Are you afraid to slow down? What will happen if I slow down or sit quiet for a few minutes and just be? No, the thought of that is just too scary I’ll keep on doing.
Keeping busy allows us to avoid things we don’t want to face. We know if we slow down one of two things may happen:
- The critical voice in our heads will say things like – How can you sit still you must be working? People don’t like people who are lazy. If I don’t do something you’re not productive or competent…
- The calling voice will start to speak up. It’s the voice that you are trying to avoid. The one you are saying to ‘I just want to do this first then I will listen to you…’.The one that you keep busy in order to distract from it. According to Jennifer Louden a calling is:‘That which is so alive, so urgent, so blissful, you must shield your eyes from it… It is that which you may think you do not deserve and certainly are not capable of giving birth to.’
Whatever voice it is that you are trying to avoid by keeping busy. Know that with everything we do in the world there is a doing and a being state. Check in with yourself. What state are you mostly operating in? Who will you need to be for the desired things to happen in your life?

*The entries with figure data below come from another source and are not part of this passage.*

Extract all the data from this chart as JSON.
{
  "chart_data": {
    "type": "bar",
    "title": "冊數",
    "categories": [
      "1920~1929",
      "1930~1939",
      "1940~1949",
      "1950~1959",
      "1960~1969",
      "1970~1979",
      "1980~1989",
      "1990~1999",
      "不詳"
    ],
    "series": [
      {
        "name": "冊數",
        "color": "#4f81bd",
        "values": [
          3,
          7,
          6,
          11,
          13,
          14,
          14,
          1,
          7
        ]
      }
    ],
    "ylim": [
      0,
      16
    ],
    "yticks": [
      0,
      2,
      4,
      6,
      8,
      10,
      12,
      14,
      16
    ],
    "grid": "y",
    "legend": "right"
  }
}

Even though the thought of just being might be scary. The good news, according to Rick Hansen, is that the more we practise to just be with ourselves. We develop new neural pathways. Over time we create a felt sense of a core being that is intact.
So, how does one do it?
- First find out what ‘activity’ allows you to connect with the ‘being’ part of you. It can be meditating, praying, walking early in the morning, yoga, being in nature, and breathing deeply…
- Then make time for ‘being’ in your life. It does not need to be long – it can be 1 minute a day.
- Practise regularly. Don’t underestimate the power of little things. It builds over time.
I want to close with one of my favourite mindfulness phrases by Mark Williams:May you have ease of being. Allow yourself to be just as you are: complete and whole.